Of course, even with international law, the offending states have lawyers, and the system of justice and sanctions is often ineffective. Look at the case of Israel's security/land grab fence/wall that was condemned roundly by the International Criminal Court but still stands today. But as bad as the situation is, the alternative is to return to the utter lawlessness of the twentieth century, and who wants to go back there?

There may come a day when a state is restrained by acting immorally because such action is recognized as illegal, and sanctions will ensue. Until then, I recommend that we be highly skeptical of moral and legal arguments that are offered by the attorneys for the defense. Some of the most brilliant minds are prone to self-serving legal theories -- Haaretz had an item yesterday which showed how Israeli professor of law, Ruth Gavison, had wondered aloud before the Winograd Commission about "modifying" international human rights restraints in order to shorten conflicts, even if that meant greater civilian deaths and property damage. (The full article in English will appear here, God willing, in a few days.)

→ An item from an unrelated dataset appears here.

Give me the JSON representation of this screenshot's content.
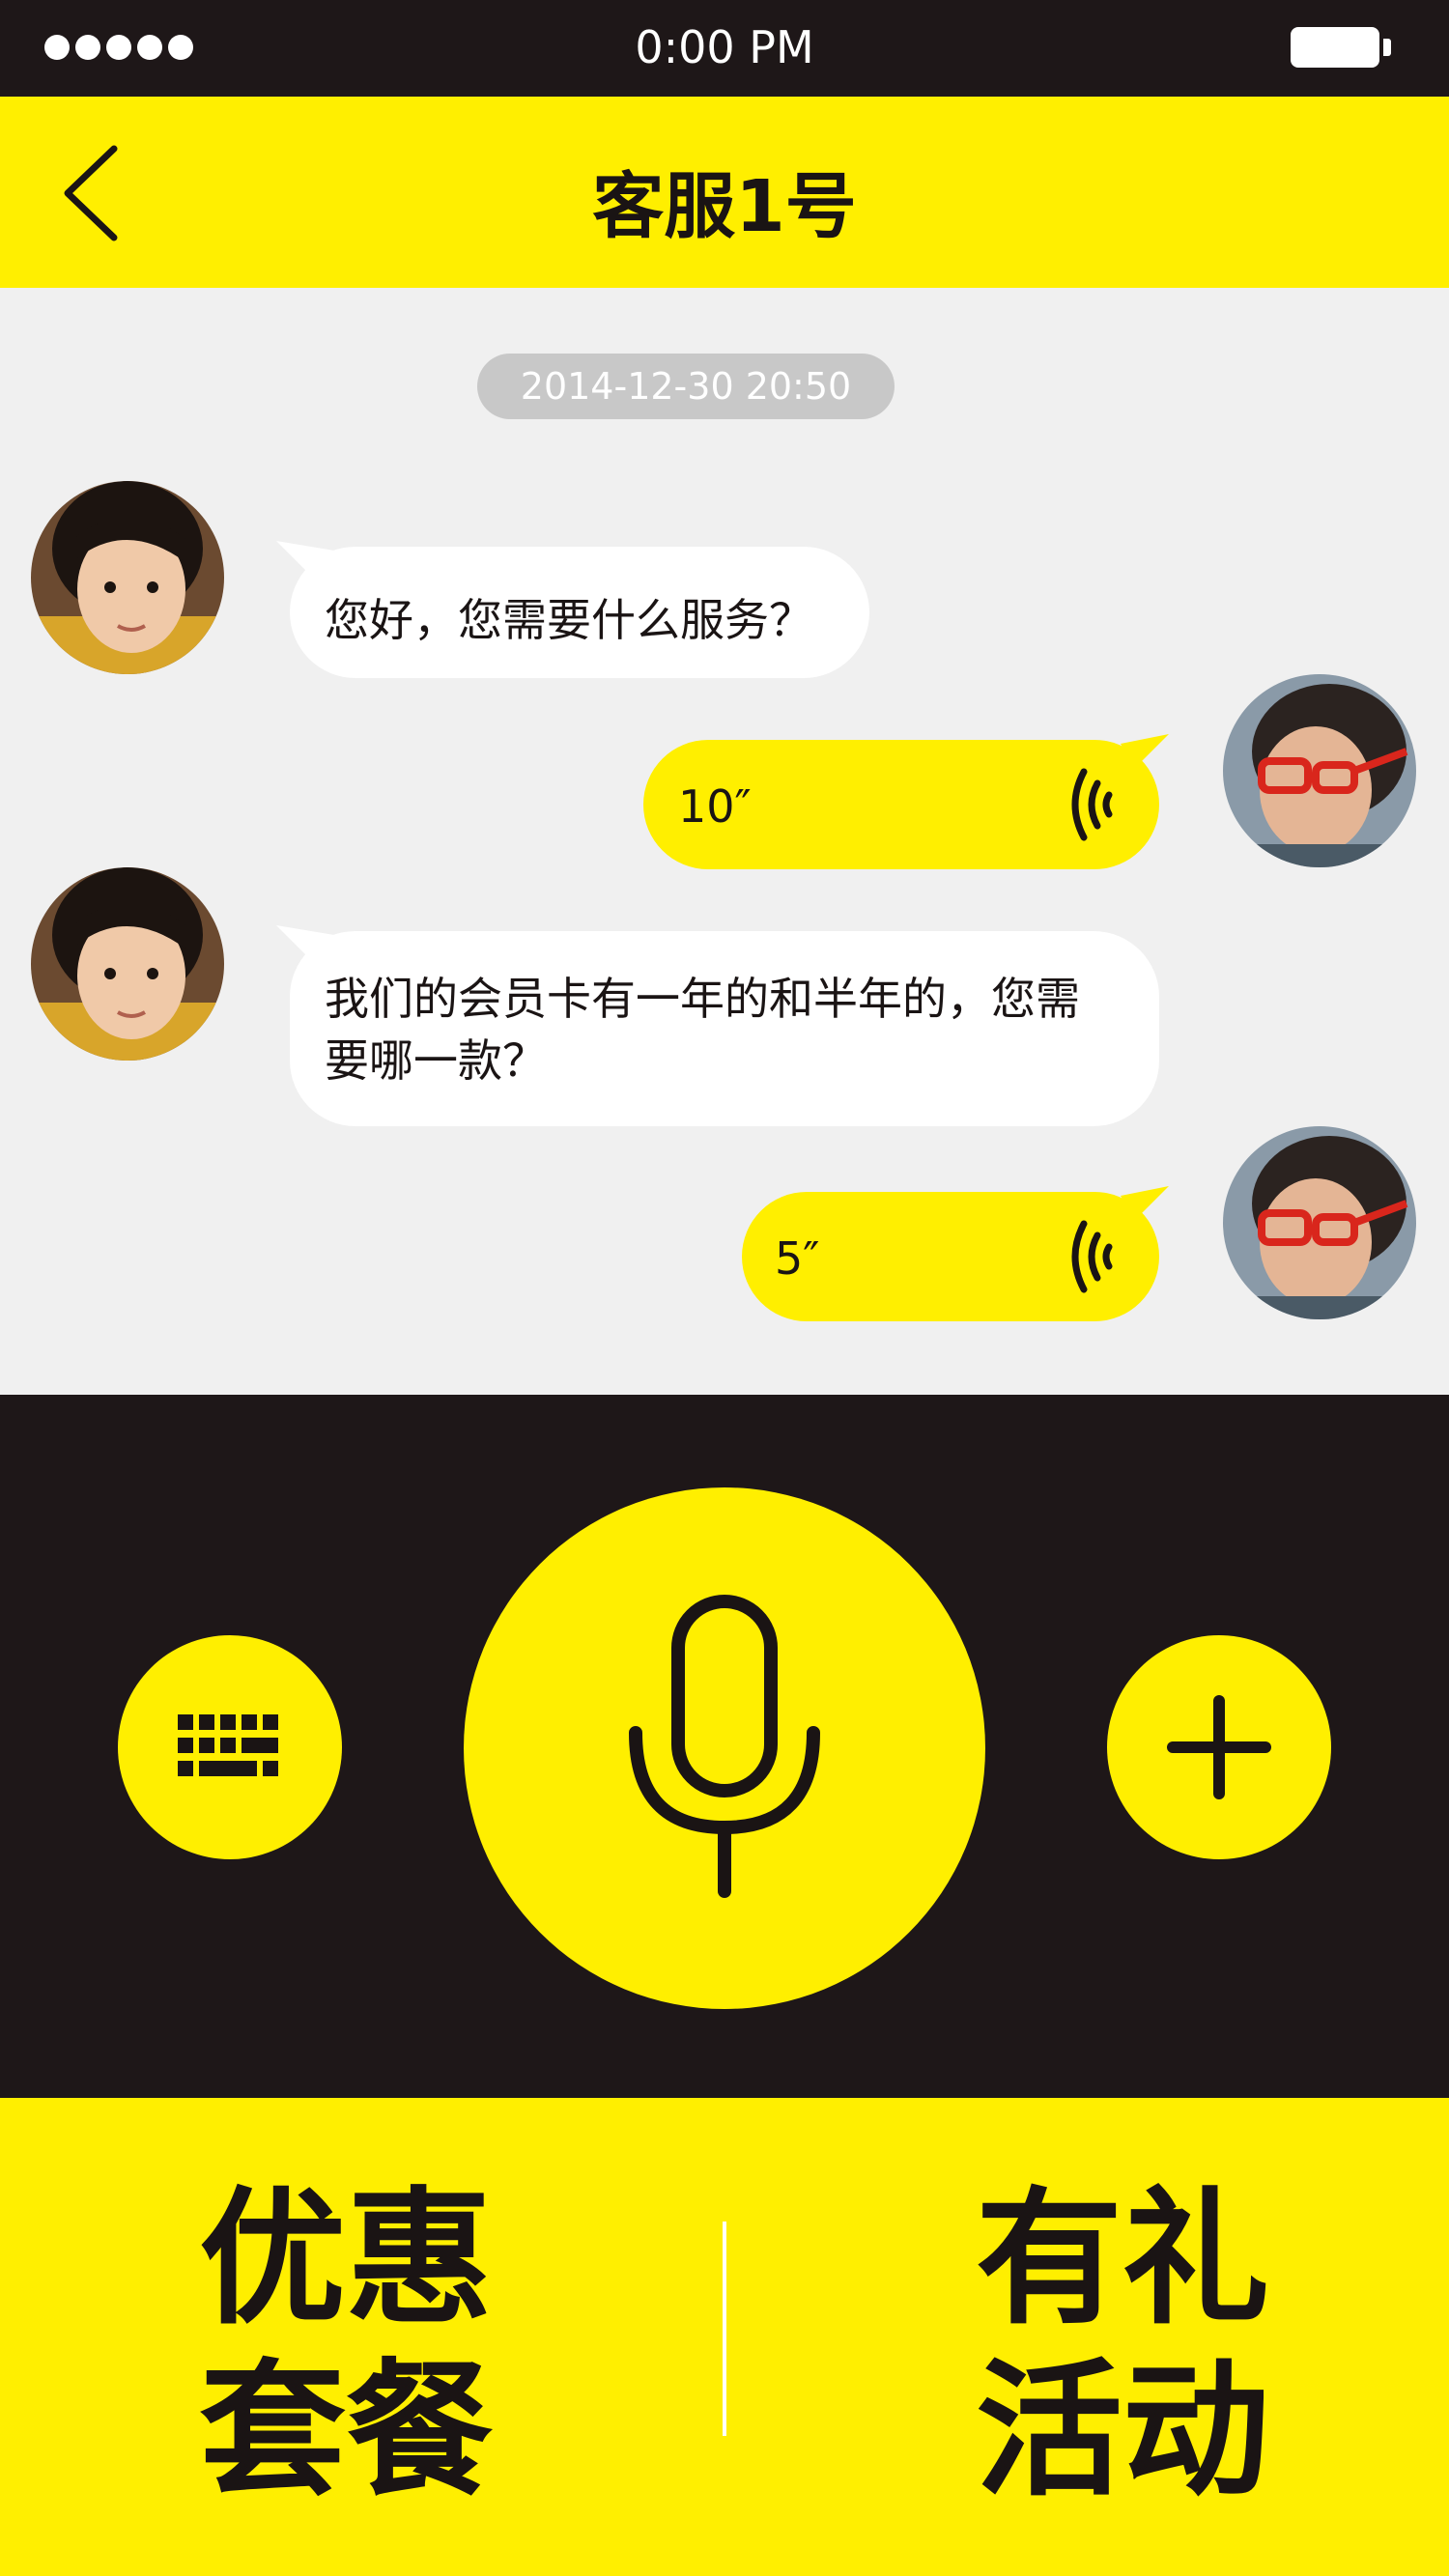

I see no essential difference between Shimon of our joke and Prof. Gavison, the former head of the Israeli Association of Civil Rights, and a potential Supreme Court Justice. Both use self-serving justifications for doing what is evil and illegal. This is what happens to the moral judgment of people when states are at war. Look at what has happened to the US during the Bush presidency.

The problem is that Israel has been at war for over sixty years. Imagine what the US would be like in such a situation.